At what value will the closing inventory of Razor be reported in its


statement of financial position as at 30 September 20X4?
$ .
Ex3
Answer $970,000
The normal selling price of damaged inventory is $300,000 (210/70%).
This will now sell for $240,000 (300,000 x 80%), and have a NRV of
$180,000 (240 - (240 x 25%)). The expected loss on the inventory is
$30,000 (210 cost - 180 NRV) and therefore the inventory should be
valued at $970,000 (1,000 - 30).
Ex4
Neville has only two items of inventory on hand at its reporting date.
Item 1 - Materials costing $24,000 bought for processing and assembly
for a customer under a 'one off’ order which is expected to produce a high
profit margin. Since buying this material, the cost price has fallen to
$20,000.
Item 2 - A machine constructed for another customer for a contracted
price of $36,000. This has recently been completed at a cost of $33,600. It
has now been discovered that, in order to meet certain health and safety
regulations, modifications at an extra cost of $8,400 will be required. The
customer has agreed to meet half the extra cost.

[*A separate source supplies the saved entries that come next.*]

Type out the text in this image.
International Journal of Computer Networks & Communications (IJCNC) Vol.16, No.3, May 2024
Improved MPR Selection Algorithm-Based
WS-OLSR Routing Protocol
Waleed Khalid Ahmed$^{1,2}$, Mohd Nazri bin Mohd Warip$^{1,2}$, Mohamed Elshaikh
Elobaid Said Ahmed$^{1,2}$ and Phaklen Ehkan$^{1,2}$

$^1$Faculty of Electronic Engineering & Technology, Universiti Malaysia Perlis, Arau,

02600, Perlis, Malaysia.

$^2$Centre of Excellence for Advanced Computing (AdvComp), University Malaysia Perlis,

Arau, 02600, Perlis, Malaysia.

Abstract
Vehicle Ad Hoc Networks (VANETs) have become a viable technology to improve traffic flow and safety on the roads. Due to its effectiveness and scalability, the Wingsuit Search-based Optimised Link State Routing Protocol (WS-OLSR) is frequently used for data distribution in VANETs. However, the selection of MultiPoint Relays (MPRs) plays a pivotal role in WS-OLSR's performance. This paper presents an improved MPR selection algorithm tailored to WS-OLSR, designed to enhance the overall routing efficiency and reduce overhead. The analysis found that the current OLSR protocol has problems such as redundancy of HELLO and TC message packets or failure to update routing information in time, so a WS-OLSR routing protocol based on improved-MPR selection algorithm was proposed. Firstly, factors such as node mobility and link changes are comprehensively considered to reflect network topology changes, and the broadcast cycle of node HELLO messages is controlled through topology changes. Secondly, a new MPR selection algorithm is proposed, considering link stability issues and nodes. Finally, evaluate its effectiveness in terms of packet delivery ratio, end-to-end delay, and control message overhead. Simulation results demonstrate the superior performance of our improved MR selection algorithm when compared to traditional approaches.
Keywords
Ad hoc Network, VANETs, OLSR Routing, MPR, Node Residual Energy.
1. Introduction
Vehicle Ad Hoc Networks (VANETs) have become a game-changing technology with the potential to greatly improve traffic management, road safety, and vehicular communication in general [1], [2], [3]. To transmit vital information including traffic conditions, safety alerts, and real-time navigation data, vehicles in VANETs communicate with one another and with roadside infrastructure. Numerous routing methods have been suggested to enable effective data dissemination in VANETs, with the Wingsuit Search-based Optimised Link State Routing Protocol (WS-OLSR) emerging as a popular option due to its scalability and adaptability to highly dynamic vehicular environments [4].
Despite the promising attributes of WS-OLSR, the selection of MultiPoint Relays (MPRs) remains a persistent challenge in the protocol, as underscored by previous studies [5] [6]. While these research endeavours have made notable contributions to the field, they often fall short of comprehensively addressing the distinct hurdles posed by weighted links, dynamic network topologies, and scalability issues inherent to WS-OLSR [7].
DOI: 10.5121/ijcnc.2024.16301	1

What should be the total value of these two items of inventory in the
statement of financial position?
$ .
Ex4
Answer $55,800
Cost Recoverable amount Lower of cost and
(Net Realisable Value) recoverable amount
Item 1 $24,000 See note 1 $24,000
Item 2 $33,600 $31,800 (note 2) $31,800
$55,800
Notes:
The recoverable amount is not known, but it must be above cost because the contract is
expected to produce a high profit margin. The subsequent fall in the cost price to $20,000
is irrelevant for the inventory valuation.
The recoverable amount is $36,000 minus 50% of $8,400.